The matter of language often morphs into one of cognition, the novel asking over and over again: how is the portal rewiring our brains? It attempts to answer by faithfully portraying the stream of consciousness of a digital addict in a hyper-connected world. James Joyce is even name-dropped in the first third of the book, along with the fact that he was sexually aroused by farts, a fact gross and unsettling enough that it seems designed for viral success.

All things considered, Lockwood’s stylistic pursuits are more interesting than the point the story itself seems to make, which coincides with the narrator’s predictable realization that, once you start having real problems and getting out more, all that Twitter drama starts to look really, really silly.

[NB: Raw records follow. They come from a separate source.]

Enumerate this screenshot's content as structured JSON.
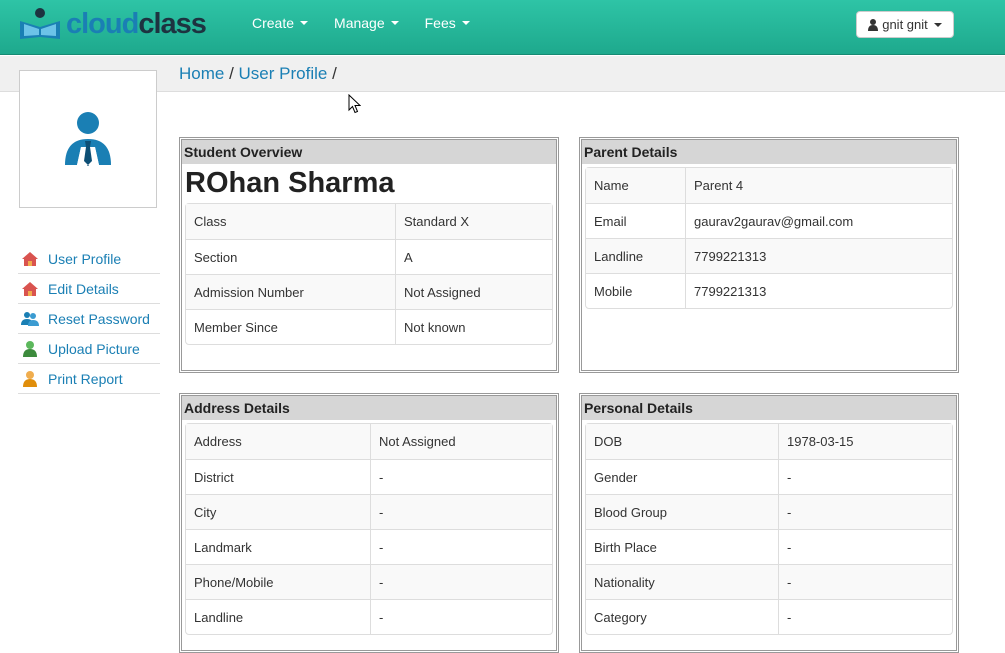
{
  "brand": {
    "part1": "cloud",
    "part2": "class",
    "color_primary": "#1a7fb4",
    "color_dark": "#1d3340"
  },
  "nav": {
    "items": [
      {
        "label": "Create"
      },
      {
        "label": "Manage"
      },
      {
        "label": "Fees"
      }
    ]
  },
  "user_menu": {
    "label": "gnit gnit",
    "icon": "user-icon"
  },
  "breadcrumb": {
    "home": "Home",
    "sep1": " / ",
    "current": "User Profile",
    "sep2": " /"
  },
  "sidebar": {
    "items": [
      {
        "label": "User Profile",
        "icon": "home-icon"
      },
      {
        "label": "Edit Details",
        "icon": "home-icon"
      },
      {
        "label": "Reset Password",
        "icon": "users-icon"
      },
      {
        "label": "Upload Picture",
        "icon": "user-green-icon"
      },
      {
        "label": "Print Report",
        "icon": "user-orange-icon"
      }
    ]
  },
  "student_overview": {
    "title": "Student Overview",
    "name": "ROhan Sharma",
    "rows": [
      {
        "label": "Class",
        "value": "Standard X"
      },
      {
        "label": "Section",
        "value": "A"
      },
      {
        "label": "Admission Number",
        "value": "Not Assigned"
      },
      {
        "label": "Member Since",
        "value": "Not known"
      }
    ]
  },
  "parent_details": {
    "title": "Parent Details",
    "rows": [
      {
        "label": "Name",
        "value": "Parent 4"
      },
      {
        "label": "Email",
        "value": "gaurav2gaurav@gmail.com"
      },
      {
        "label": "Landline",
        "value": "7799221313"
      },
      {
        "label": "Mobile",
        "value": "7799221313"
      }
    ]
  },
  "address_details": {
    "title": "Address Details",
    "rows": [
      {
        "label": "Address",
        "value": "Not Assigned"
      },
      {
        "label": "District",
        "value": "-"
      },
      {
        "label": "City",
        "value": "-"
      },
      {
        "label": "Landmark",
        "value": "-"
      },
      {
        "label": "Phone/Mobile",
        "value": "-"
      },
      {
        "label": "Landline",
        "value": "-"
      }
    ]
  },
  "personal_details": {
    "title": "Personal Details",
    "rows": [
      {
        "label": "DOB",
        "value": "1978-03-15"
      },
      {
        "label": "Gender",
        "value": "-"
      },
      {
        "label": "Blood Group",
        "value": "-"
      },
      {
        "label": "Birth Place",
        "value": "-"
      },
      {
        "label": "Nationality",
        "value": "-"
      },
      {
        "label": "Category",
        "value": "-"
      }
    ]
  }
}
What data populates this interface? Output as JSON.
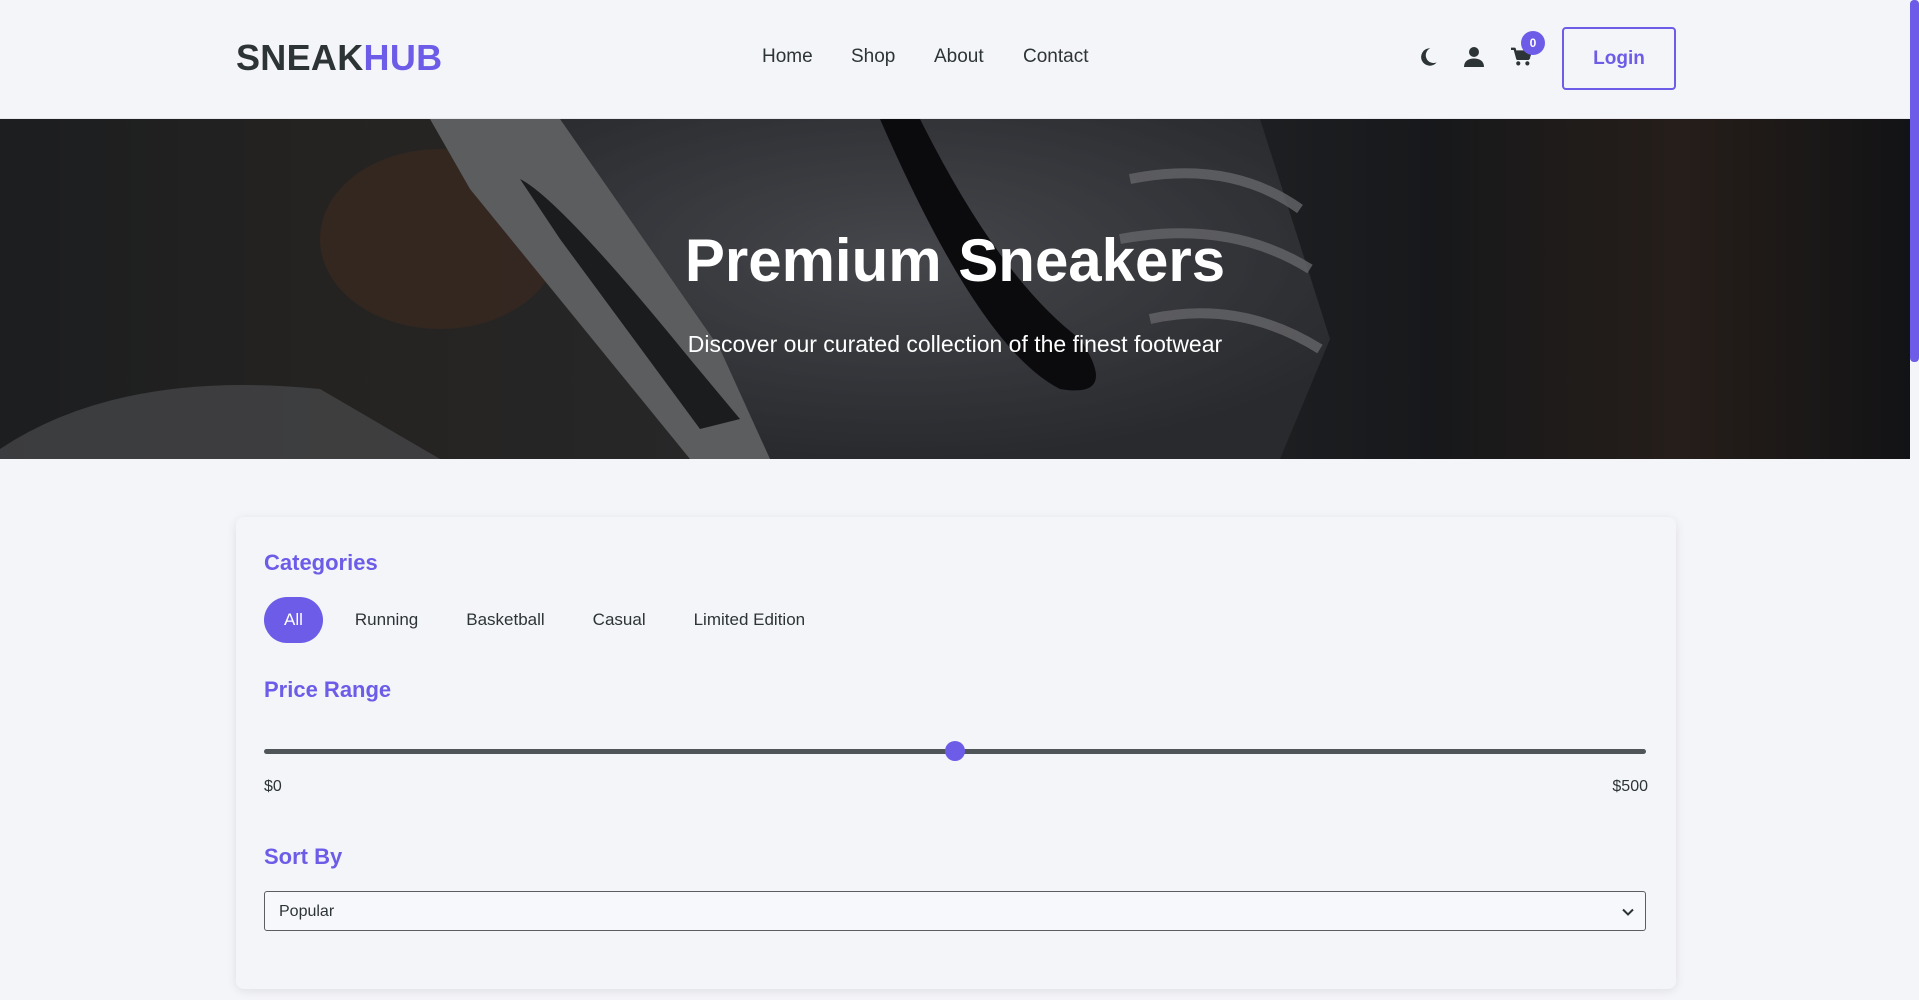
{
  "brand": {
    "part1": "SNEAK",
    "part2": "HUB"
  },
  "nav": {
    "items": [
      "Home",
      "Shop",
      "About",
      "Contact"
    ]
  },
  "header_icons": [
    "moon-icon",
    "user-icon",
    "cart-icon"
  ],
  "cart": {
    "count": "0"
  },
  "login": {
    "label": "Login"
  },
  "hero": {
    "title": "Premium Sneakers",
    "subtitle": "Discover our curated collection of the finest footwear"
  },
  "filters": {
    "categories_title": "Categories",
    "categories": [
      "All",
      "Running",
      "Basketball",
      "Casual",
      "Limited Edition"
    ],
    "active_category": "All",
    "price_title": "Price Range",
    "price_min_label": "$0",
    "price_max_label": "$500",
    "price_value_fraction": 0.5,
    "sort_title": "Sort By",
    "sort_value": "Popular"
  },
  "colors": {
    "accent": "#6c5ce7",
    "text": "#2d3436",
    "background": "#f4f5f9"
  }
}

Once, she had visited a little island with shocking white beaches and had worked her bare toes into its famous sand, which was used to make the glass for all our screens. There the sky was so crystal, and the sun so hot, and the air on her skin so unmediated, and the trees so full of koala bears, that she felt either like she had gotten inside the phone completely or else had gotten out.

Why it could win

This pastiche of memoir and twitterature, black humour and family drama, executes a relatively straightforward premise in a funny, emotional, and insightful way. No One Is Talking About This may leave readers confused or annoyed by its quirks, but its earnestness will strike an emotional chord in all of them. It did with me, after filling me with existential dread over the fact that I understood all the references.